Jakarta, 3 November 2025 – Kasus-kasus sengketa warisan terus mendominasi daftar perkara yang ditangani oleh Pengadilan Agama (PA) di berbagai wilayah Indonesia. Fenomena ini menunjukkan adanya pergeseran nilai, di mana ikatan kekeluargaan sering kali terputus oleh dorongan keserakahan atas harta peninggalan.
⚖️ Warisan sebagai Sumber Konflik Utama Keluarga
Data dari Pengadilan Agama menunjukkan bahwa perkara warisan—terutama yang melibatkan pembagian harta gono-gini setelah perceraian atau pembagian harta peninggalan orang tua—menjadi salah satu kategori sengketa dengan intensitas emosional tertinggi.
Pola Umum Sengketa Kewarisan:
- Penyembunyian Aset: Salah satu ahli waris menyembunyikan atau menguasai aset tanpa sepengetahuan ahli waris lainnya.
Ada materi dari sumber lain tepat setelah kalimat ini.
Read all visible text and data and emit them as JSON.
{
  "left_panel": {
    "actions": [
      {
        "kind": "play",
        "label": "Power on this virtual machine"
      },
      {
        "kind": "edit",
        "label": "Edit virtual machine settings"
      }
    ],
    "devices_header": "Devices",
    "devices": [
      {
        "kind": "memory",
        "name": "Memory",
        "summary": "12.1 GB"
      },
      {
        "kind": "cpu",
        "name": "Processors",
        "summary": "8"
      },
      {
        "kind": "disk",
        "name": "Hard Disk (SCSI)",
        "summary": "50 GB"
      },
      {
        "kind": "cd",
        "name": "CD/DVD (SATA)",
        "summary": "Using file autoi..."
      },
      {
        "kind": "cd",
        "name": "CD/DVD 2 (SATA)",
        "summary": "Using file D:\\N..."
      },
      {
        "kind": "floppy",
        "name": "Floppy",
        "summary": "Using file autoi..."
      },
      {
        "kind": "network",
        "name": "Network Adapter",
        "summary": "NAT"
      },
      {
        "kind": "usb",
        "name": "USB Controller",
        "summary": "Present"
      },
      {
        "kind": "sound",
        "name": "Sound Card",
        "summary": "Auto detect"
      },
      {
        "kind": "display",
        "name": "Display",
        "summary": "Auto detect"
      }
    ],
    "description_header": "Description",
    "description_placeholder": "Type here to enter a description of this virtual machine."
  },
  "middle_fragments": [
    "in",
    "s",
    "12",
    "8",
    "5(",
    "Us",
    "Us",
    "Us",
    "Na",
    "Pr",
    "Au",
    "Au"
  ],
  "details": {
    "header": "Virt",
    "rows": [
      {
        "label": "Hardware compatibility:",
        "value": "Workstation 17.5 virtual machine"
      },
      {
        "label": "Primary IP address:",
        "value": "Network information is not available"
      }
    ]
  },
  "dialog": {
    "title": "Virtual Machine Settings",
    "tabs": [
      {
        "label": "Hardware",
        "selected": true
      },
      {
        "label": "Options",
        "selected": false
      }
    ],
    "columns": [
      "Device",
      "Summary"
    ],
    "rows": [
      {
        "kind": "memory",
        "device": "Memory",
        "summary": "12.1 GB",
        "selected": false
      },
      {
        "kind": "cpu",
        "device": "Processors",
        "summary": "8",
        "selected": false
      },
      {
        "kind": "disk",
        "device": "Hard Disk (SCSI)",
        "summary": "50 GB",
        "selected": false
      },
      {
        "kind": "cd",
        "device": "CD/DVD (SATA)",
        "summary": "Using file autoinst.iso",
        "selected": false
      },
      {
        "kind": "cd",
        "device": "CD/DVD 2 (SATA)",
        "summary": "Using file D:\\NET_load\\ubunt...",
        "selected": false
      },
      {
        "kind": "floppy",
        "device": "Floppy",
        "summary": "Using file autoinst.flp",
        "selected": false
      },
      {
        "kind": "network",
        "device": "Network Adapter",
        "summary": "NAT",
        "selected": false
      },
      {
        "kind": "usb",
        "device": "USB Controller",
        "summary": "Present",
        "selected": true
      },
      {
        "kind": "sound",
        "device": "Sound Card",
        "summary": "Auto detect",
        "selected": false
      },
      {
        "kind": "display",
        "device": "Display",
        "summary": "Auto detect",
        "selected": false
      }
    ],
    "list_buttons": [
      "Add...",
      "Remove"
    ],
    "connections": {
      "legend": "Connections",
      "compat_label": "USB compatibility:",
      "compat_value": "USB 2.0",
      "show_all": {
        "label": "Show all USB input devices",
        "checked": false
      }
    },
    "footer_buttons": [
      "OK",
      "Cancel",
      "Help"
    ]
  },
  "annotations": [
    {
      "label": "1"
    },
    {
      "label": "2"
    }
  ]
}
- Penafsiran Hukum yang Berbeda: Perbedaan pemahaman mengenai hukum waris Islam (Faraidh) versus hukum perdata atau hukum adat.
- Motif Ekonomi: Dorongan keserakahan, terutama pada kasus warisan dengan nilai aset yang sangat tinggi (tanah, properti, atau bisnis keluarga).
- Ahli Waris Jauh: Munculnya ahli waris yang sudah lama tidak berhubungan tetapi tiba-tiba menuntut hak bagiannya.
“Fungsi PA bukan hanya memutus perkara, tetapi juga menengahi agar nilai-nilai kekeluargaan tidak sepenuhnya hilang. Sayangnya, banyak kasus menunjukkan prioritas pada materi telah mengalahkan ikatan darah.”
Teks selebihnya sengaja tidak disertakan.